In Louisiana, industrial sectors like petrochemical manufacturing and petroleum refining are responsible for approximately two-thirds of the state’s overall carbon pollution — nearly four times the average of other states. As a result, our greenhouse gas emissions have risen between eight and ten percent since 2012, while overall U.S. emissions have declined by approximately ten percent during that same time. These industries have used our land as a dumping ground and in ways that disproportionately affect Black, Brown, and indigenous people. Fossil fuel drilling waste; the effluent and agricultural runoff that creates the annual hypoxic “Dead Zone” in the Gulf of Mexico; and the pollution that has dubbed the river parishes ‘Cancer Alley’ all contribute to this often unacknowledged but deeply felt harm.
Leaders in oil and gas want politicians and the public to believe the myth that Louisiana needs the petrochemical, oil, and gas industries and must invest in expensive and unproven technologies, like carbon capture and sequestration. That way these industries can keep expanding while supposedly offsetting their emissions.
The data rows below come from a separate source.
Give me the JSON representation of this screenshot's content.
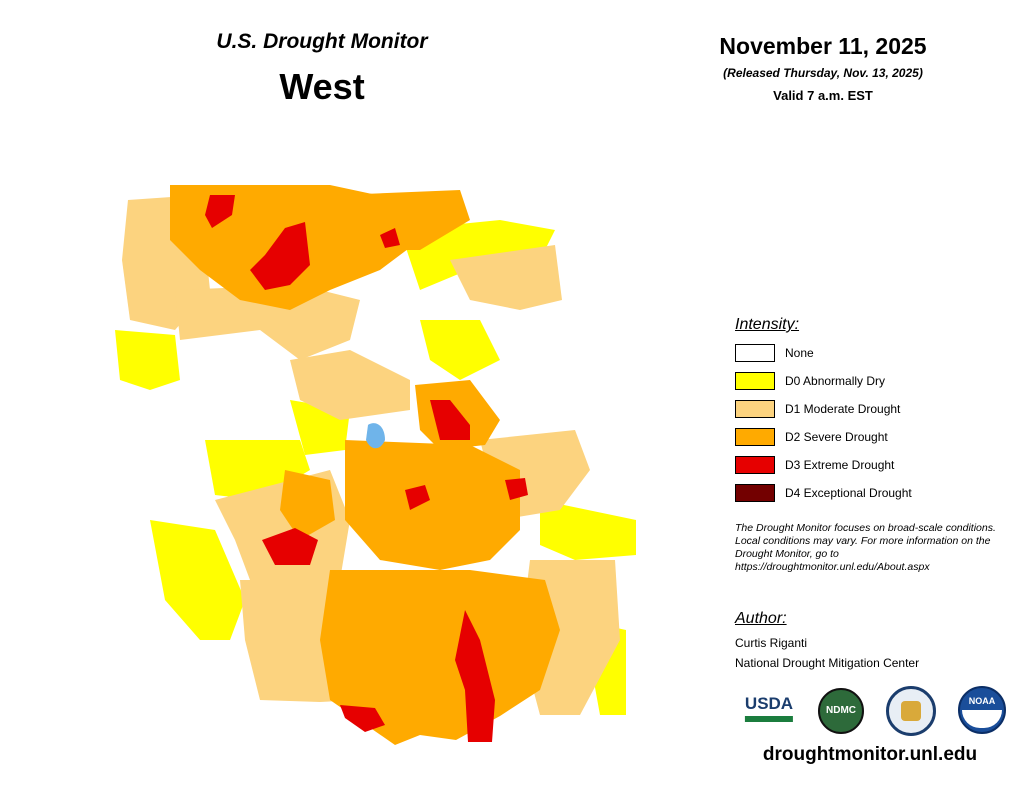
{
  "header": {
    "program": "U.S. Drought Monitor",
    "region": "West",
    "date": "November 11, 2025",
    "released": "(Released Thursday, Nov. 13, 2025)",
    "valid": "Valid 7 a.m. EST"
  },
  "legend": {
    "title": "Intensity:",
    "items": [
      {
        "label": "None",
        "color": "#ffffff"
      },
      {
        "label": "D0 Abnormally Dry",
        "color": "#ffff00"
      },
      {
        "label": "D1 Moderate Drought",
        "color": "#fcd37f"
      },
      {
        "label": "D2 Severe Drought",
        "color": "#ffaa00"
      },
      {
        "label": "D3 Extreme Drought",
        "color": "#e60000"
      },
      {
        "label": "D4 Exceptional Drought",
        "color": "#730000"
      }
    ]
  },
  "note": "The Drought Monitor focuses on broad-scale conditions. Local conditions may vary. For more information on the Drought Monitor, go to https://droughtmonitor.unl.edu/About.aspx",
  "author": {
    "title": "Author:",
    "name": "Curtis Riganti",
    "organization": "National Drought Mitigation Center"
  },
  "logos": [
    "USDA",
    "NDMC",
    "NOAA"
  ],
  "url": "droughtmonitor.unl.edu"
}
A recent investigative report even found that the industries are attempting to buy their way into the Climate Initiative Task Force to push their myth – a myth that we cannot afford to believe.
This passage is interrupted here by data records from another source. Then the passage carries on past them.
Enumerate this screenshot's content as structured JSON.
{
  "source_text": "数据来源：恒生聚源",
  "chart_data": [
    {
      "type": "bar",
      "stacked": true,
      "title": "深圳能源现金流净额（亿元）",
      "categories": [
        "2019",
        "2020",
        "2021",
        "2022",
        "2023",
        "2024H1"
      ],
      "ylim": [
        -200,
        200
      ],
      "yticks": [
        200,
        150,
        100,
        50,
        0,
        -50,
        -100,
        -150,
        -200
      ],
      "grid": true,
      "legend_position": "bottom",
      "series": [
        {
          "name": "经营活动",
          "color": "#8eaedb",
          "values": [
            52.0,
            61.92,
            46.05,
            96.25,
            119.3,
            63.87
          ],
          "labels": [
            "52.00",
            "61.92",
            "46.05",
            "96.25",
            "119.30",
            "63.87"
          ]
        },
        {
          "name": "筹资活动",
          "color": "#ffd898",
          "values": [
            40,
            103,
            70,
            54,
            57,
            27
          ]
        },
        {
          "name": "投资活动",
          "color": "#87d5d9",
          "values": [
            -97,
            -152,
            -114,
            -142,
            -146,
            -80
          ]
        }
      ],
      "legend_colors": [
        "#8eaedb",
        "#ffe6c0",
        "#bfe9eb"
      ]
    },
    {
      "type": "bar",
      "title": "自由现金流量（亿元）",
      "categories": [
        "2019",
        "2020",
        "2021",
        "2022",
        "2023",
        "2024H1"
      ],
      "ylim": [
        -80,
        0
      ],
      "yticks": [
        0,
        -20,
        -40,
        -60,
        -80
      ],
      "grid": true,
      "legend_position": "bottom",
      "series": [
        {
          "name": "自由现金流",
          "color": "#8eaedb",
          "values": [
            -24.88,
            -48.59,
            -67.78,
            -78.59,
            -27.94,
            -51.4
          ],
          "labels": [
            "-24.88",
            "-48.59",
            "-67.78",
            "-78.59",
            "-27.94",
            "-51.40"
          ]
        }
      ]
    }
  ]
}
Carbon capture and sequestration do not remove any carbon from the atmosphere, and it has never been proven to work at the scale required. Any plan to address climate change must drastically reduce the presence of greenhouse gas emitting industries in the state of Louisiana. We must invest in policies and industries that will ensure a future for our home.
The Louisiana workforce already possesses many of the skills necessary to transition away from fossil fuels. To begin with, the clean energy sector employs more workers than fossil fuel extraction and generation. Existing infrastructure devoted to servicing offshore oil and gas production can easily be converted to service offshore wind farms. We can continue as leaders in energy production without the fossil fuel industry’s destructive impacts if we invest in proven solutions like energy efficiency, electrification supported by renewable energy, and reliable public transportation.
Gov. Edwards just signed Louisiana up for the Race to Zero, an international climate change initiative that seeks to achieve net zero emissions worldwide by 2050. Louisiana’s shift from a symbol of extraction and denialism to an active participant in the global compact to fight climate change will get a victory lap when the governor attends the United Nations Climate Change Conference in Glasgow next week. But we won’t get to zero if we look to industry as the solution instead of the problem and put our faith in tricks like carbon capture.
The Climate Initiative Task Force has released an interim report for the Climate Action Plan and a draft of the final portfolio of strategies and actions. A final strategy report is slated to be produced in February 2022. There is limited time left for the public to submit comments and attend meetings to share their stories for Louisiana’s future. We won’t chart a new course without public engagement, especially with industry trying to co-opt the task force’s process. Real climate action depends on the participation of Louisianans like me and my family that have everything on the line. Is there a story that the task force needs to hear from you?
Jesse George is the New Orleans Policy Director for the Alliance for Affordable Energy. He began his legal career at the organization where he represented the Alliance before the Louisiana Public Service Commission, the New Orleans City Council, and other regulatory bodies.